Since $\eta$ and $\zeta$ are the reflections of the circumcircle $\ell$ of the triangle $G Y Z$ in its sidelines $G Y$ and $G Z$, respectively, they pass through the orthocentre of this triangle. And since $\eta$ and $\zeta$ cross again at $X$, the latter is the orthocentre of the triangle $G Y Z$. Hence the circle $\xi$ through $X, Y, Z$ is the reflection of $\ell$ in the line $Y Z$; in particular, $\xi$ is also of unit diameter.

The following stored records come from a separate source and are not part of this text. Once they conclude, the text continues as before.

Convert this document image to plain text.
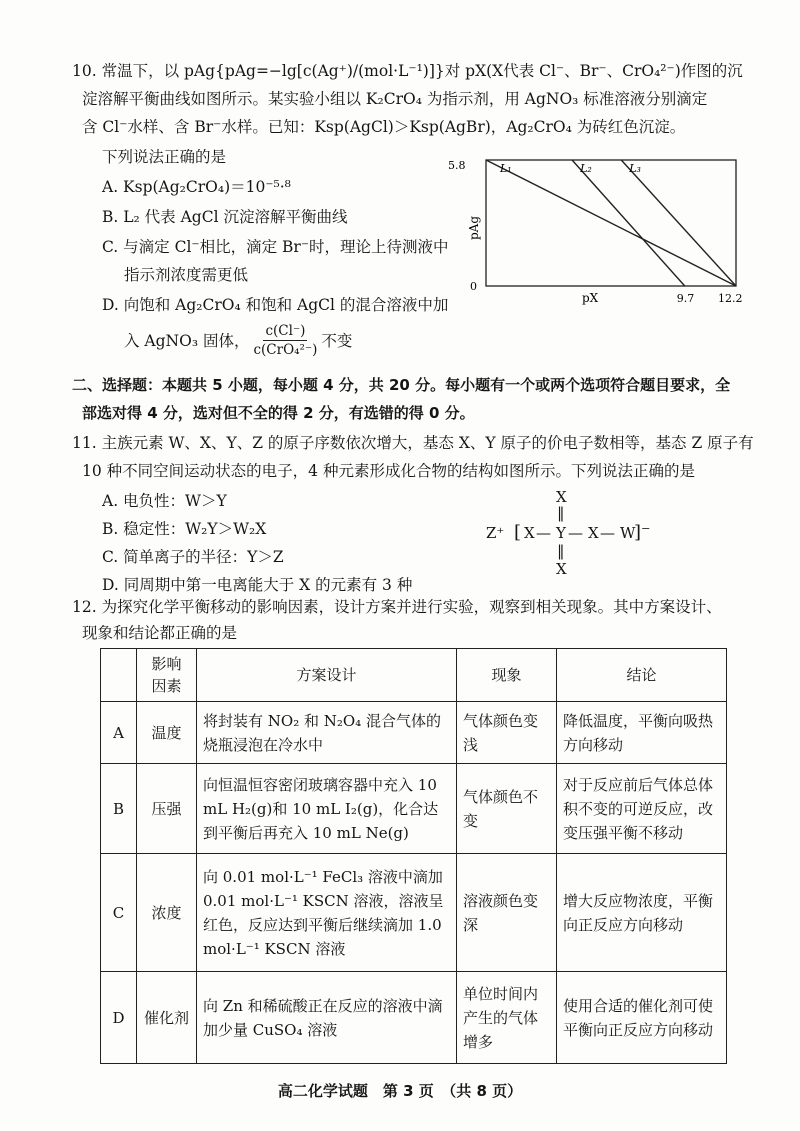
10. 常温下，以 pAg{pAg=−lg[c(Ag⁺)/(mol·L⁻¹)]}对 pX(X代表 Cl⁻、Br⁻、CrO₄²⁻)作图的沉
淀溶解平衡曲线如图所示。某实验小组以 K₂CrO₄ 为指示剂，用 AgNO₃ 标准溶液分别滴定
含 Cl⁻水样、含 Br⁻水样。已知：Ksp(AgCl)＞Ksp(AgBr)，Ag₂CrO₄ 为砖红色沉淀。
下列说法正确的是
A. Ksp(Ag₂CrO₄)＝10⁻⁵·⁸
B. L₂ 代表 AgCl 沉淀溶解平衡曲线
C. 与滴定 Cl⁻相比，滴定 Br⁻时，理论上待测液中
指示剂浓度需更低
D. 向饱和 Ag₂CrO₄ 和饱和 AgCl 的混合溶液中加
入 AgNO₃ 固体，
c(Cl⁻)
c(CrO₄²⁻) 不变
L₁	L₂	L₃
5.8
0
pAg
pX	9.7 12.2
二、选择题：本题共 5 小题，每小题 4 分，共 20 分。每小题有一个或两个选项符合题目要求，全
部选对得 4 分，选对但不全的得 2 分，有选错的得 0 分。
11. 主族元素 W、X、Y、Z 的原子序数依次增大，基态 X、Y 原子的价电子数相等，基态 Z 原子有
10 种不同空间运动状态的电子，4 种元素形成化合物的结构如图所示。下列说法正确的是
A. 电负性：W＞Y
B. 稳定性：W₂Y＞W₂X
C. 简单离子的半径：Y＞Z
D. 同周期中第一电离能大于 X 的元素有 3 种
X
‖
Z⁺ [ X — Y — X — W
]⁻
‖
X
12. 为探究化学平衡移动的影响因素，设计方案并进行实验，观察到相关现象。其中方案设计、
现象和结论都正确的是
	影响
因素	方案设计	现象	结论
A	温度	将封装有 NO₂ 和 N₂O₄ 混合气体的烧瓶浸泡在冷水中	气体颜色变浅	降低温度，平衡向吸热方向移动
B	压强	向恒温恒容密闭玻璃容器中充入 10 mL H₂(g)和 10 mL I₂(g)，化合达到平衡后再充入 10 mL Ne(g)	气体颜色不变	对于反应前后气体总体积不变的可逆反应，改变压强平衡不移动
C	浓度	向 0.01 mol·L⁻¹ FeCl₃ 溶液中滴加 0.01 mol·L⁻¹ KSCN 溶液，溶液呈红色，反应达到平衡后继续滴加 1.0 mol·L⁻¹ KSCN 溶液	溶液颜色变深	增大反应物浓度，平衡向正反应方向移动
D	催化剂	向 Zn 和稀硫酸正在反应的溶液中滴加少量 CuSO₄ 溶液	单位时间内产生的气体增多	使用合适的催化剂可使平衡向正反应方向移动
高二化学试题　第 3 页　（共 8 页）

Let $O$ and $L$ be the centres of $\Omega$ and $\ell$, respectively, and let $R$ be the (variable) centre of $\xi$. Let $G X \operatorname{cross} \xi$ again at $X^{\prime}$; then $G$ and $X^{\prime}$ are reflections of one another in the line $Y Z$, so $G L R X^{\prime}$ is an isosceles trapezoid. Then $L R | G X$ and $\angle(L G, G X)=\angle\left(G X^{\prime}, X^{\prime} R\right)=\angle(R X, X G)$, i.e., $L G | R X$; this means that $G L R X$ is a parallelogram, so $\overrightarrow{X R}=\overrightarrow{G L}$ is constant.
Finally, consider the fixed point $N$ defined by $\overrightarrow{O N}=\overrightarrow{G L}$. Then $X R N O$ is a parallelogram, so the distance $R N=O X$ is constant. Consequently, $\xi$ is tangent to the fixed circles centred at $N$ of radii $|1 / 2-O X|$ and $1 / 2+O X$.
One last check is needed to show that the inverse images of the two obtained circles are indeed circles and not lines. This might happen if one of them contained $G$; we show that this is impossible. Indeed, since $\Omega$ lies inside $\ell$, we have $O L<1 / 2-O X$, so
this shows that $G$ is necessarily outside the obtained circles. Remarks. (1) The last check could be omitted, if we allowed in the problem statement to regard a line as a particular case of a circle. On the other hand, the Problem Selection Committee suggests not to punish students who have not performed this check. (2) Notice that the required fixed circles are also tangent to $\Omega$.